Review Episode | Girlfriend, Girlfriend Episode 9

REVIEW EPISODE


Apakah saya benar-benar bingung secara emosional dan terpesona oleh episode Girlfriend, Girlfriend? Ya, saya pikir saya melakukannya dan saya minta maaf jika saya sedikit melompat, tapi ini mungkin episode favorit saya dari seri sejauh ini. Itu memiliki keseimbangan sempurna dari segalanya: momen yang benar-benar menyentuh hati, ketukan karakter yang dapat dipercaya, lelucon yang ditempatkan dengan baik, dan pemahaman yang kuat tentang perkembangan hubungan poliamori. Saya pribadi sedikit kesal dengan mondar-mandir dari dua episode terakhir, karena rasanya mereka menyeret kaki mereka hanya untuk sampai ke pengakuan Rika. Tapi jujur, hadiah dan pengaturan yang ada di episode ini benar-benar membuat semuanya sepadan.

Paruh pertama dari episode ini terutama berfokus pada Rika, dan saya akan mengatakan bahwa ini mungkin yang terbaik yang pernah dia lakukan dalam seri ini sejak perkenalannya. Kami mendapatkan banyak kesombongan keras kepala yang kami harapkan dari karakternya, tapi di sini sebenarnya digunakan dengan baik baik dari segi efek komedi dan demi kemajuan tempatnya sendiri dalam cerita. Naoya juga mungkin yang paling lucu yang pernah ada, dengan keseimbangan pengamatan mendalam yang mengejutkan dan keterusterangan yang bodoh. Meskipun menjadi karakter utama, saya merasa acaranya tidak cukup fokus pada perasaan pribadinya dan kebanyakan menggunakan reaksinya demi menciptakan momen karakter lucu dengan gadis-gadis lain. Tapi di sini? Tidak hanya dia bukan penyebab yang hilang total, dia juga melangkah ke piring dan menempatkan pacarnya terlebih dahulu meskipun kami mendapatkan implikasi bahwa dia tidak benar-benar mempercayai dirinya sendiri. Saya tidak yakin apakah introspeksi sebelumnya hanya karena dia tidak memberikan penghargaan yang cukup untuk dirinya sendiri, atau jika dia sampai pada semua kesimpulan ini pada saat itu, tetapi ini adalah tambahan yang disambut baik yang ingin saya lihat lebih banyak.

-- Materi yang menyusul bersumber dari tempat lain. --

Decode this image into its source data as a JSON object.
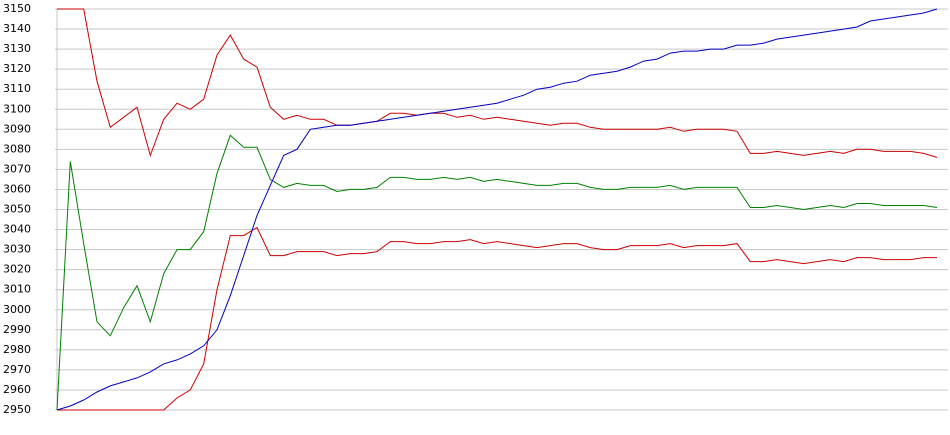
{
  "chart_data": {
    "type": "line",
    "categories": [
      null,
      null,
      null,
      null,
      null,
      null,
      null,
      null,
      null,
      null,
      null,
      null,
      null,
      null,
      null,
      null,
      null,
      null,
      null,
      null,
      null,
      null,
      null,
      null,
      null,
      null,
      null,
      null,
      null,
      null,
      null,
      null,
      null,
      null,
      null,
      null,
      null,
      null,
      null,
      null,
      null,
      null,
      null,
      null,
      null,
      null,
      null,
      null,
      null,
      null,
      null,
      null,
      null,
      null,
      null,
      null,
      null,
      null,
      null,
      null,
      null,
      null,
      null,
      null,
      null,
      null,
      null
    ],
    "ylim": [
      2950,
      3150
    ],
    "yticks": [
      2950,
      2960,
      2970,
      2980,
      2990,
      3000,
      3010,
      3020,
      3030,
      3040,
      3050,
      3060,
      3070,
      3080,
      3090,
      3100,
      3110,
      3120,
      3130,
      3140,
      3150
    ],
    "grid": true,
    "series": [
      {
        "color": "#cc0000",
        "values": [
          3150,
          3150,
          3150,
          3114,
          3091,
          3096,
          3101,
          3077,
          3095,
          3103,
          3100,
          3105,
          3127,
          3137,
          3125,
          3121,
          3101,
          3095,
          3097,
          3095,
          3095,
          3092,
          3092,
          3093,
          3094,
          3098,
          3098,
          3097,
          3098,
          3098,
          3096,
          3097,
          3095,
          3096,
          3095,
          3094,
          3093,
          3092,
          3093,
          3093,
          3091,
          3090,
          3090,
          3090,
          3090,
          3090,
          3091,
          3089,
          3090,
          3090,
          3090,
          3089,
          3078,
          3078,
          3079,
          3078,
          3077,
          3078,
          3079,
          3078,
          3080,
          3080,
          3079,
          3079,
          3079,
          3078,
          3076
        ]
      },
      {
        "color": "#008000",
        "values": [
          2950,
          3074,
          3033,
          2994,
          2987,
          3001,
          3012,
          2994,
          3018,
          3030,
          3030,
          3039,
          3068,
          3087,
          3081,
          3081,
          3065,
          3061,
          3063,
          3062,
          3062,
          3059,
          3060,
          3060,
          3061,
          3066,
          3066,
          3065,
          3065,
          3066,
          3065,
          3066,
          3064,
          3065,
          3064,
          3063,
          3062,
          3062,
          3063,
          3063,
          3061,
          3060,
          3060,
          3061,
          3061,
          3061,
          3062,
          3060,
          3061,
          3061,
          3061,
          3061,
          3051,
          3051,
          3052,
          3051,
          3050,
          3051,
          3052,
          3051,
          3053,
          3053,
          3052,
          3052,
          3052,
          3052,
          3051
        ]
      },
      {
        "color": "#cc0000",
        "values": [
          2950,
          2950,
          2950,
          2950,
          2950,
          2950,
          2950,
          2950,
          2950,
          2956,
          2960,
          2973,
          3010,
          3037,
          3037,
          3041,
          3027,
          3027,
          3029,
          3029,
          3029,
          3027,
          3028,
          3028,
          3029,
          3034,
          3034,
          3033,
          3033,
          3034,
          3034,
          3035,
          3033,
          3034,
          3033,
          3032,
          3031,
          3032,
          3033,
          3033,
          3031,
          3030,
          3030,
          3032,
          3032,
          3032,
          3033,
          3031,
          3032,
          3032,
          3032,
          3033,
          3024,
          3024,
          3025,
          3024,
          3023,
          3024,
          3025,
          3024,
          3026,
          3026,
          3025,
          3025,
          3025,
          3026,
          3026
        ]
      },
      {
        "color": "#0000c0",
        "values": [
          2950,
          2952,
          2955,
          2959,
          2962,
          2964,
          2966,
          2969,
          2973,
          2975,
          2978,
          2982,
          2990,
          3007,
          3027,
          3047,
          3062,
          3077,
          3080,
          3090,
          3091,
          3092,
          3092,
          3093,
          3094,
          3095,
          3096,
          3097,
          3098,
          3099,
          3100,
          3101,
          3102,
          3103,
          3105,
          3107,
          3110,
          3111,
          3113,
          3114,
          3117,
          3118,
          3119,
          3121,
          3124,
          3125,
          3128,
          3129,
          3129,
          3130,
          3130,
          3132,
          3132,
          3133,
          3135,
          3136,
          3137,
          3138,
          3139,
          3140,
          3141,
          3144,
          3145,
          3146,
          3147,
          3148,
          3150
        ]
      }
    ]
  }
}
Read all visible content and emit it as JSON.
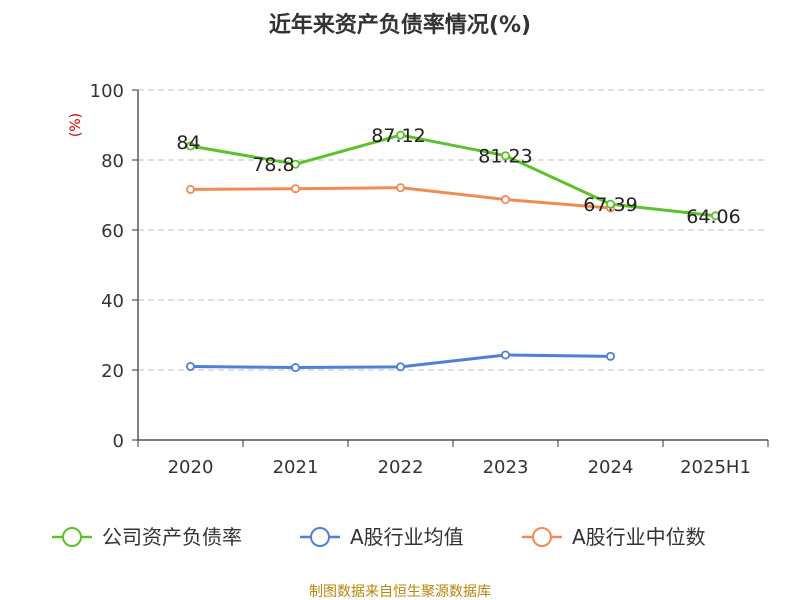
{
  "chart_data": {
    "type": "line",
    "title": "近年来资产负债率情况(%)",
    "ylabel": "(%)",
    "xlabel": "",
    "categories": [
      "2020",
      "2021",
      "2022",
      "2023",
      "2024",
      "2025H1"
    ],
    "ylim": [
      0,
      100
    ],
    "yticks": [
      0,
      20,
      40,
      60,
      80,
      100
    ],
    "grid": true,
    "legend_position": "bottom",
    "series": [
      {
        "name": "公司资产负债率",
        "color": "#5cc12a",
        "values": [
          84,
          78.8,
          87.12,
          81.23,
          67.39,
          64.06
        ],
        "labels": [
          "84",
          "78.8",
          "87.12",
          "81.23",
          "67.39",
          "64.06"
        ]
      },
      {
        "name": "A股行业均值",
        "color": "#4f7fd9",
        "values": [
          21,
          20.7,
          20.9,
          24.3,
          23.9,
          null
        ]
      },
      {
        "name": "A股行业中位数",
        "color": "#f28a55",
        "values": [
          71.6,
          71.8,
          72.1,
          68.7,
          66.3,
          null
        ]
      }
    ],
    "source": "制图数据来自恒生聚源数据库"
  }
}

Paruh kedua dari episode pasti membahas banyak dampak seputar pengakuan/ciuman Rika dengan cara yang sangat rendah energi. Sudah lama sejak saya merasakan perpaduan yang bagus dari perasaan yang benar-benar buruk untuk karakter sambil juga menertawakan cara mereka menginternalisasi suatu situasi. Tatapan kosong dan mati yang Saki dan Nagisa berikan sebagai cakrawala ketika Nayoa hanya duduk di sana dihancurkan di bawah beban situasi canggung hampir membuatku jatuh dari tempat dudukku. 

Saya hampir akan baik-baik saja dengan episode yang berakhir di sana, tetapi saya suka kesimpulan bahwa Naoya datang tentang bagaimana dia akan melakukan yang terbaik untuk kedua pacarnya sambil juga memastikan bahwa dinamika hubungan dibangun di atas fondasi yang lebih kuat. Ini terasa seperti percakapan yang benar-benar dapat dipercaya antara pasangan poli yang baru dilantik. Jelas mereka tidak memiliki segalanya yang diketahui dan kesalahan akan dibuat saat Anda menjelajahi wilayah baru, tetapi selama Anda menjaga komunikasi tetap terbuka dan memastikan bahwa semua orang menemukan tempat yang menyenangkan di antara dinamika, maka langit bisa menjadi batasnya.

Berdasarkan pratinjau episode, saya benar-benar tidak sabar untuk melihat bagaimana mereka menindaklanjuti dengan pernyataan yang begitu kuat. Terlepas dari implikasi apa pun dari ulasan saya sebelumnya, saya lebih menyukai pasangan ini di setiap episode dan ini adalah pertama kalinya saya benar-benar berpikir, "Saya sangat berharap kalian semua berhasil".